First, the linear model showed that the advertising effect generated from the second month has meaningful influence on the advertising effect of the third month in all four sex-age groups. However, it was simulated that the influence from the first month effect has little on the third month.
Second, the linear model revealed better predictabilities in most cases in simulating the carry-over effect of the second month on the third month in comparison with other models tested in the study. The R-square values obtained from the model were in the reasonably high range, showing 0.474~0.830. In addition, the carry-over coefficient for the entire data set was 0.518, meaning that approximately 51.8% of the second month advertising effect has influence on the third month effect. On the other hand, it was found that the logistic model was useful in describing the carry-over effects in “Male group aged 10~29” and “Transportation” sector.
Third, in terms of the carry-over effect of the first month on the second month, the linear model also showed better description abilities in most cases, showing R-square values in range of 0.501~0.817. The only exception was in the sector of “Cosmetics, Sanitary goods and Detergent” of which R-square is 0.320. Based on the linear model, the carry-over coefficient for the entire data was modeled to be 0.768, which is comparatively higher than the coefficient for the second month effect on the third month. The logistic model was found to be the best for “Female group aged 10~29” in gender/sex, and “Food” and “Beverage, Favorite food” in business sector.
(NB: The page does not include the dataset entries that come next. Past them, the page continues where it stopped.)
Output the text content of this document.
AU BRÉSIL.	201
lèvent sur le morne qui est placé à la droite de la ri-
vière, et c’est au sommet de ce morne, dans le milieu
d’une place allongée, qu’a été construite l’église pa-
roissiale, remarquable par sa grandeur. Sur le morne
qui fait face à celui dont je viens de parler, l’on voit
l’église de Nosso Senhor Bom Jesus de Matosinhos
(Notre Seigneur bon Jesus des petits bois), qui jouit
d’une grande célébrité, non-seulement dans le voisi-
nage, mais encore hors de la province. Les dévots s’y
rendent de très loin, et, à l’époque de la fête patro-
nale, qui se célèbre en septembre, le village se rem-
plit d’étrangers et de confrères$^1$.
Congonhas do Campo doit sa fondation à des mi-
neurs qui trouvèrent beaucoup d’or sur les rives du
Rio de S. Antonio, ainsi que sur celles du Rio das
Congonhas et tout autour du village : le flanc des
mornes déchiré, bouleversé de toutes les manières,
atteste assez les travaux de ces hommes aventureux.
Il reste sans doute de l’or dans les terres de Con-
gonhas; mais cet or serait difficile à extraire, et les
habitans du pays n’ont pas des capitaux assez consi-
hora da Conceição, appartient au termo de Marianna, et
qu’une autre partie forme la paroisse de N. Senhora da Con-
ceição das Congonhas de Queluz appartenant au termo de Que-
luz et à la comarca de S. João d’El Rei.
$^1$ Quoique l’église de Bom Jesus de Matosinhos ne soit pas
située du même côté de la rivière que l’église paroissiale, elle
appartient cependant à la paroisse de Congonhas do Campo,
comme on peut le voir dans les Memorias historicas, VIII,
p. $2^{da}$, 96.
Fourth, it was found in all four gender-age groups that the extent of carry-over effects between the second month and the third month were statistically different. Seen by industry, the coefficients were in meaningful difference in four sectors, “Household Electric Appliances”, “Finance / Insurance / Securities”, “Service” and “Beverage/ Favorite Food”- at the significance level of 0.05. However, meaningful differences were not found in other six industries.
In conclusion, the linear model was determined to be widely applicable to most cases because of its superior ability to other models tested in the study in describing the carry-over effects regardless of gender/age groups and industry sectors. Even though the logistic model showed better simulating result in a few cases, it might be good to use this model with greater care because of its lack of consistency.